Gov. DeWine signs bill to strengthen distracted driving laws
CINCINNATI (WXIX) - Ohio Gov. Mike DeWine signed Senate Bill 288 into law Tuesday morning in hopes of preventing people from driving while distracted.
SB 288, introduced by Senator Nathan Manning (R-North Ridgeville), makes distracted driving a primary traffic offense which means law enforcement can write a citation or stop a vehicle if they are suspicious of a person driving while distracted.
Prior to the governor’s signature, distracted driving was considered a secondary traffic offense which meant law enforcement could only issue a citation if there was another valid reason to stop the vehicle.

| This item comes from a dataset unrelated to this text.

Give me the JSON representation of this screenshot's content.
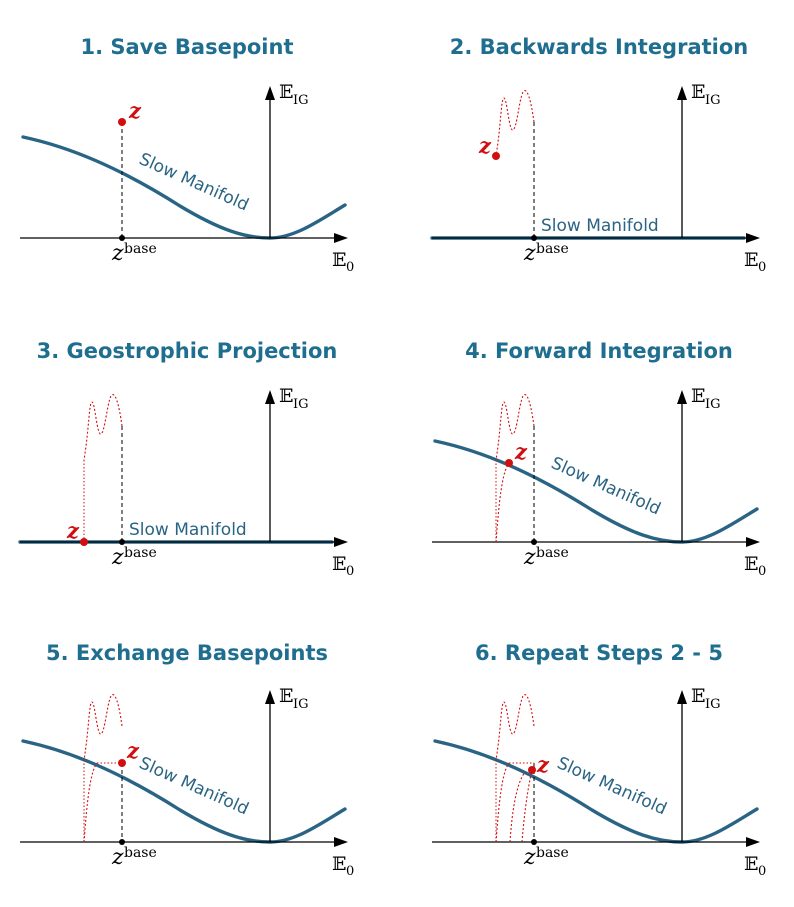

|Primary Traffic Violations||Secondary Traffic Violations|
|Speeding||Adult seatbelt violations|
|Driving through a red light||Headlight violations|
|Failing to stop at a stop sign||Violations with a learner’s permit|
|Driving under the influence|
“Signing this bill today is a great honor because this legislation will, without a doubt, prevent crashes and save lives,” DeWine said. “Right now, too many people are willing to risk their lives while behind the wheel to get a look at their phones. My hope is that this legislation will prompt a cultural shift around distracted driving that normalizes the fact that distracted driving is dangerous, irresponsible, and just as deadly as driving drunk.”
According to the Ohio State Highway Patrol, there have been over 73,000 crashes that were caused by distracted driving from 2017-2022.
Of those thousands of crashes, 584 were injury crashes and 68 were fatal in 2021-22, OSHP reports said.
“Certainly not all fatal traffic crashes are caused by distracted driving, but it’s no coincidence that evolving smartphone technology has coincided with increasing roadway deaths and injuries,” DeWine added. “Other states with similar distracted driving laws have experienced fewer fatal crashes, and we expect that this enhanced distracted driving law will have the same impact here.”
Within the Tri-State area, Kentucky is the only state without a primary distracted driving law.
SB 288 is expected to go into effect in 90 days.